Maple Leafs By The Numbers returns with the best player to wear the No. 7 for the Toronto Maple Leafs. Seven is one of the six numbers the Leafs have honored for two players. So that makes the choice easier.
Other Notable No. 7’s
Max Bentley, King Clancy (honored), Joe Primeau, Lanny McDonald, Gary Roberts
Clancy was obviously good enough to get honored by the Leafs. How Lanny McDonald isn’t honored for what he did in his seven seasons with the Leafs is bewildering. Gary Roberts was one of the best Leafs in the early 2000s. However, none could beat the defenseman who wore the number for an amazing 17 seasons with the team.
While newer generation might only know Tim Horton because of the coffee & donut chain, he was one of the Leafs best defenseman for most of his 20 seasons in Toronto. The Maple Leafs signed Horton in 1948 and assigned him to play with the St. Michael’s Majors, one of the Leafs most popular feeder systems at the time. He played there for two seasons, playing 64 total games and recording 15 goals and 25 assists for 40 points. He would make his Maple Leaf debut in the 1949-50 season, playing one game, but spent most of the season and the next two seasons with the Pittsburgh Hornets of the American Hockey League. He would play four more games with the Leafs in the 1951-52 season.
He made his full-time debut with the Leafs the next season, playing all 70 games in the season. It would be the first of ten seasons in which he did not miss a single game. However, near the end of the 1954-55 season, he suffered a broken leg and jaw that cause him to miss all but 35 games the next season. Before he returned, there had been some thought that his career might have been over. Boy were they wrong.
From February 11, 1961 all the way to February 4, 1968, Horton would not miss a single regular season game with the Leafs. That was a span of 486 games. That still stands as the Leafs record for consecutive games and was the NHL record for consecutive games by a defenseman until Karlis Skrastins broke it in 2007.
Horton was known as one of, if not the strongest player in the NHL during his playing days. Bobby Hull once said,
“There were defencemen you had to fear because they were vicious and would slam you into the boards from behind, for one, Eddie Shore. But you respected Tim Horton because he didn’t need that type of intimidation. He used his tremendous strength and talent to keep you in check.”
That’s pretty good praise from one of the NHL’s best players of all-time.

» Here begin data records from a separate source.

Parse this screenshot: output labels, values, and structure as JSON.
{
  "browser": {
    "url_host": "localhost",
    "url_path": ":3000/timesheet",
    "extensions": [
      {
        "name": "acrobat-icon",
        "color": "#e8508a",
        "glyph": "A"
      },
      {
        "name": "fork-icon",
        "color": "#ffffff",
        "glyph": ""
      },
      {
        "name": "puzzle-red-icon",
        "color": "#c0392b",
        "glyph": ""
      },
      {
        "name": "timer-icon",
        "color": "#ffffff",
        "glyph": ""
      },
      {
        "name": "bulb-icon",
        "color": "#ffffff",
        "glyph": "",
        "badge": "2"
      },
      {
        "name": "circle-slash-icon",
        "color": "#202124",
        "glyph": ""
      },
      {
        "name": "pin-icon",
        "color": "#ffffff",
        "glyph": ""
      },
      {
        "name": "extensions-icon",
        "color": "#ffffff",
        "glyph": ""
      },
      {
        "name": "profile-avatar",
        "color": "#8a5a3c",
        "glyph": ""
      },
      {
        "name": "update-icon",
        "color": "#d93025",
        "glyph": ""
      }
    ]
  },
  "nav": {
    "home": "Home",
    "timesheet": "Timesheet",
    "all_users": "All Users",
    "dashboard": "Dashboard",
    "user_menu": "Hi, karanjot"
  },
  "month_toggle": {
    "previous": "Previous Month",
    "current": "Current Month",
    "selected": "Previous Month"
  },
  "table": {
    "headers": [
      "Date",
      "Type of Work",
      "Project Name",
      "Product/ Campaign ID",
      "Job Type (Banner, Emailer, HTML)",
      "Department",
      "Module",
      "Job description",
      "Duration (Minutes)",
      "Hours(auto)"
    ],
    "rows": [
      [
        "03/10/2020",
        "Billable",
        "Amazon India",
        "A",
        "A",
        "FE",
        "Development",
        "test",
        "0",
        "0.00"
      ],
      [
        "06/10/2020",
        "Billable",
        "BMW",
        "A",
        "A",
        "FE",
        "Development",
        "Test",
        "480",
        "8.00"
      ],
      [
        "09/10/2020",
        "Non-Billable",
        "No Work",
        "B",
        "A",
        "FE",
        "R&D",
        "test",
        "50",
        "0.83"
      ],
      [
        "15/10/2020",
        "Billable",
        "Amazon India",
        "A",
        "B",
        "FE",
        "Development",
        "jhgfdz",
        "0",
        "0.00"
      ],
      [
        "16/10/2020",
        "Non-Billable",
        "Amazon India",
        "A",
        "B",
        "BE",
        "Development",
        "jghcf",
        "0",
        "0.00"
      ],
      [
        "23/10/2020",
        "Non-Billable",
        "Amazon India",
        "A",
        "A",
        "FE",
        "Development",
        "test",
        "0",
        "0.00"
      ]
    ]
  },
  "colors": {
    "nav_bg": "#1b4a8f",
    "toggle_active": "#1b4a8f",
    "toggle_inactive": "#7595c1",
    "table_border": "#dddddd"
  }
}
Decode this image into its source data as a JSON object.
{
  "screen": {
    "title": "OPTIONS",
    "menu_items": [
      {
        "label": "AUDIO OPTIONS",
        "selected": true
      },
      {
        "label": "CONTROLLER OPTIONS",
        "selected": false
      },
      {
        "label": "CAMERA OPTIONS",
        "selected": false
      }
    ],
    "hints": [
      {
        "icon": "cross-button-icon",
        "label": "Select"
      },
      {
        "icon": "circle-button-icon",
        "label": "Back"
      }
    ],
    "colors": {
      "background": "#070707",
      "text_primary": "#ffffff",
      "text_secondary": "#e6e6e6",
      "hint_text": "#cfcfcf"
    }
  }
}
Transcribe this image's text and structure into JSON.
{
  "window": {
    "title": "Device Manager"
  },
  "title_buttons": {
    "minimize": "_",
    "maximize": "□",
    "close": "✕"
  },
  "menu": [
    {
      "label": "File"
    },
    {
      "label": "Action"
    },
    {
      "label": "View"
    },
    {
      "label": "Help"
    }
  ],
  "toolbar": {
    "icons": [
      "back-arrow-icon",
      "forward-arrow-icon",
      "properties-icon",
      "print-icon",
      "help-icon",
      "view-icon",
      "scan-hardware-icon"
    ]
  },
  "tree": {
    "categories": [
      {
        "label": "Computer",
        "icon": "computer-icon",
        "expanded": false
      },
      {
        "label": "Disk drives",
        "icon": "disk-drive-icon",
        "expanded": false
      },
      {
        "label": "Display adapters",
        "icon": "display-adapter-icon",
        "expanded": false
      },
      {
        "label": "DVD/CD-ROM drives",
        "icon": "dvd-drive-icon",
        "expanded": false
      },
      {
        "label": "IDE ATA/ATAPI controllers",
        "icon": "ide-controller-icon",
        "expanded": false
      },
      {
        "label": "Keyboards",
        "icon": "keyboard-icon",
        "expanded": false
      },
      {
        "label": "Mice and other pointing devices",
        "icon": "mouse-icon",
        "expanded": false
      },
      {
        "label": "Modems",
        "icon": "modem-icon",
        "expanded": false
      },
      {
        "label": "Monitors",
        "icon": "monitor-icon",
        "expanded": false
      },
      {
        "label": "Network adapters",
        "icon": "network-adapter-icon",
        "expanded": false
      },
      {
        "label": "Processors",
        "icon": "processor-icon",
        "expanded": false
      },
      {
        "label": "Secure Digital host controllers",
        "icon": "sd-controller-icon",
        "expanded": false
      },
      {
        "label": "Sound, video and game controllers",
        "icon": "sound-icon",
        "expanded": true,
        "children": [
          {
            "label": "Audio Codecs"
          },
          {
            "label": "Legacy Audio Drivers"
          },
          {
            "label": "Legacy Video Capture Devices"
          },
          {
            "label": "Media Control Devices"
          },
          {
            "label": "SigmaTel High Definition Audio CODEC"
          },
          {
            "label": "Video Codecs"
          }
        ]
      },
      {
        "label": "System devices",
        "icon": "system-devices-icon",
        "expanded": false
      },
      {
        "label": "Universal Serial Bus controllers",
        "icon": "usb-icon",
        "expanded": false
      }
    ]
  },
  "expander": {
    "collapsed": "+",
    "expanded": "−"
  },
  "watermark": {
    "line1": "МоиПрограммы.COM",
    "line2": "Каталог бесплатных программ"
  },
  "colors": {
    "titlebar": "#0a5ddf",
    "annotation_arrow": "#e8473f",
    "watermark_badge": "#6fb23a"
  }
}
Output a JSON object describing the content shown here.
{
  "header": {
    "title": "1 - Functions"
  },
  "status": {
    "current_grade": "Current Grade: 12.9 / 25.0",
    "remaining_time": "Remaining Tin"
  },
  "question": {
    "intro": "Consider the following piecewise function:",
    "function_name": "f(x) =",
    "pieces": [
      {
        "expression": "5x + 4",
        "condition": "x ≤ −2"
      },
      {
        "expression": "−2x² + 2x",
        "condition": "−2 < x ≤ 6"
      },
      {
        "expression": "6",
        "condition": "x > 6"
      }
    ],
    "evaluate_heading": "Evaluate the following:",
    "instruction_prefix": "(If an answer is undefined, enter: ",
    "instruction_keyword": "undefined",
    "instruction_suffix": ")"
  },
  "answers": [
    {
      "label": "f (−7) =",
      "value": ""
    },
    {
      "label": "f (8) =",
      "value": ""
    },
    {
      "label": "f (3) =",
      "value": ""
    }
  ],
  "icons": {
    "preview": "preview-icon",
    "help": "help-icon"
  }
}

Horton would be with the Leafs for all four of their Stanley Cups in the 1960s. He played in seven All-Star Games and was on an end of season All-Star Team six times, three of them on the First Team. Although he never won the Norris Trophy as the NHL’s best defenseman, he finished in the top four of voting five times, coming closest in 1969 when he finished second. All in all, he played 1,185 games for the Leafs, scoring 109 goals and adding 349 assists for a total of 458 points. He also had nine goals and 41 points in 97 playoff games for Toronto.
He would later play for the New York Rangers, Pittsburgh Penguins and Buffalo Sabres. It was while with the Sabres that Horton’s career and life ended when he died in a car crash on February 21, 1974. His final game, the night before, was fittingly against the Maple Leafs. He was named as one of the games three stars in the Sabres loss to the Leafs. His No. 2 was retired by the Sabres in 1996.
Horton played a total of 1,446 games in the NHL, recording 115 goals and 403 assists for 518 points. He was posthumously inducted into the Hockey Hall of Fame in 1977.